Glasgow-born artist Susan Philipsz studied her craft at the University of Ulster for a year, then following graduation she took up a post at the Catalyst Arts centre in the city.
She spent two years as director of the arts space putting on shows and exhibitions in the only gallery in Belfast that gives up-and-coming artists the chance to gain such valuable experience.
Today, Philipsz, who uses her own voice to create uniquely evocative sound installations, lives and works in Berlin.
She is one of four artists in the running for the contemporary arts prize.
Philipsz has recorded three separate versions of a traditional folk song, which tells the tale of a man drowned at sea who returns to tell his lover of his death
It is the first time a sound installation has been shortlisted.
Yesterday the launch of the UK’s most prestigious — and controversial — modern art award was overshadowed by a flurry of protests.

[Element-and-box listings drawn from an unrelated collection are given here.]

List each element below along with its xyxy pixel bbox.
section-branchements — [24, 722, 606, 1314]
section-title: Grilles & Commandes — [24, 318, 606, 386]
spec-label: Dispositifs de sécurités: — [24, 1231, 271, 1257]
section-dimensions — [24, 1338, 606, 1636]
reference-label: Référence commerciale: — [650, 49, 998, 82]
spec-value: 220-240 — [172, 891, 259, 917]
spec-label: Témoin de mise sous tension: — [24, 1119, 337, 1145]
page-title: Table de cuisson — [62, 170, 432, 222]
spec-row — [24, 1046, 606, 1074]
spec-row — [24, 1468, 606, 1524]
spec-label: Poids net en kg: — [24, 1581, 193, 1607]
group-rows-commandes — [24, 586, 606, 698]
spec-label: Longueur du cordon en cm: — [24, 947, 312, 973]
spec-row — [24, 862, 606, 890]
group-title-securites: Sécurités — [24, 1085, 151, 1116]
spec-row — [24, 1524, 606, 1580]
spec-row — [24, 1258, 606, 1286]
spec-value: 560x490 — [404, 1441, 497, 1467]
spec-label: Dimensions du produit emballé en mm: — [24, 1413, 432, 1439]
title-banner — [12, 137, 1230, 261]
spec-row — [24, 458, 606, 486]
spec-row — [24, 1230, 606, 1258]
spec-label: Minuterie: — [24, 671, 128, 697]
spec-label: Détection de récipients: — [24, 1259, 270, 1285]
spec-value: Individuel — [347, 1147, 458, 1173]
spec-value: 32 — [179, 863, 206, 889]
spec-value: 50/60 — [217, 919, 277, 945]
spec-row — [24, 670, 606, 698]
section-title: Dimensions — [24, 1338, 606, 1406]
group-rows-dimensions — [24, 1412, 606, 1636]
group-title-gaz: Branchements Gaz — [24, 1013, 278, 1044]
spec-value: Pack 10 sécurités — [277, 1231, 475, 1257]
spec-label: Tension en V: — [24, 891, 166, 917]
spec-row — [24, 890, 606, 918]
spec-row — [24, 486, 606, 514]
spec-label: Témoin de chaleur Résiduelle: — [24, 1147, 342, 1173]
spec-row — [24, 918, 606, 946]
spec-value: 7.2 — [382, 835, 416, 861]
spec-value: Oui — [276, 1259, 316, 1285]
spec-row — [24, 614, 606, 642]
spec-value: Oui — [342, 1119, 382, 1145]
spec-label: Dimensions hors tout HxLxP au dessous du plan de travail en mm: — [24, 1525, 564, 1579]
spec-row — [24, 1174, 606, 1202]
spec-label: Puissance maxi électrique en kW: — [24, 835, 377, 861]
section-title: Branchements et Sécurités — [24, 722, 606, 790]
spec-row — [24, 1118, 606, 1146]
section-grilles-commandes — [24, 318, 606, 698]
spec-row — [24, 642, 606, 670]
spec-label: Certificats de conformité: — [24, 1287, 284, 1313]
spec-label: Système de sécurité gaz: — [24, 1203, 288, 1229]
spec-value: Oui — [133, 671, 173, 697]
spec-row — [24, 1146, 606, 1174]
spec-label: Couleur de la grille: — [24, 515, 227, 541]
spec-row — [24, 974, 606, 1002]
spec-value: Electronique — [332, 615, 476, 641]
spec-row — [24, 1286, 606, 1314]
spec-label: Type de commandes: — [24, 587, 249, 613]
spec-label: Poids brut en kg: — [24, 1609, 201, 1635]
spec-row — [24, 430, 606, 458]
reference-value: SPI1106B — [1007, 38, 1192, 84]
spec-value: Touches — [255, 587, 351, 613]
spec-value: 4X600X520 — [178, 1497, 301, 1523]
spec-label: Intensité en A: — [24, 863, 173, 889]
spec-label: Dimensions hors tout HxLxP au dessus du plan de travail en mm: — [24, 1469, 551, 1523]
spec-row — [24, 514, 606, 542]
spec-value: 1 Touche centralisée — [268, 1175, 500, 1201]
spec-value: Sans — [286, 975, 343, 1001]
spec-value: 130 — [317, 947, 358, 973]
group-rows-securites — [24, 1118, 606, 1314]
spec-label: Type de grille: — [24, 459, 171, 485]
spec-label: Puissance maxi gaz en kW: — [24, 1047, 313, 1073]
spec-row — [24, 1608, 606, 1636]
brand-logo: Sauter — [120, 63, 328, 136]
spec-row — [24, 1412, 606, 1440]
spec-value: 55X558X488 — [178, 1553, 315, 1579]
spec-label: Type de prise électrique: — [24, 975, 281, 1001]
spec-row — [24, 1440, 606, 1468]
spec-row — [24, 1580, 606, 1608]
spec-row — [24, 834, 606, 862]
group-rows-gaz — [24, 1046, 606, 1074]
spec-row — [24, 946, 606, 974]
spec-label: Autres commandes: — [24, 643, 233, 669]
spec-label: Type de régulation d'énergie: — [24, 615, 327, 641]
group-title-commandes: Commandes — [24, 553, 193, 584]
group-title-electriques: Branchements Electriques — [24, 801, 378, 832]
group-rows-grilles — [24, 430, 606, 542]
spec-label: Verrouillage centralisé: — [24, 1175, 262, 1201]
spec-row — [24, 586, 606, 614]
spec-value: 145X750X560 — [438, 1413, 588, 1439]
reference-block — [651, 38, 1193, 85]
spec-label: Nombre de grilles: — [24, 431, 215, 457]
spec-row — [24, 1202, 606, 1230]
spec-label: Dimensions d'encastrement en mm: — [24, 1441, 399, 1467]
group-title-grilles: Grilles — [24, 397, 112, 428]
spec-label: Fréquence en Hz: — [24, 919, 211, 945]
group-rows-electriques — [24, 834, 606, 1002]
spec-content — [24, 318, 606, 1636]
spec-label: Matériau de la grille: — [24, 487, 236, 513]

The event was initially boycotted by photographers after they were asked to sign a form which said they could not publish any images or words which would “result in any adverse publicity” for the Tate Modern.
Other works included a painting of the scene where scientist David Kelly died, a collection of broken canvasses laid on top of each other and a series of films.
Dexter Dalwood, Angela de la Cruz and The Otolith Group are the other artists in the running for the £25,000 main award.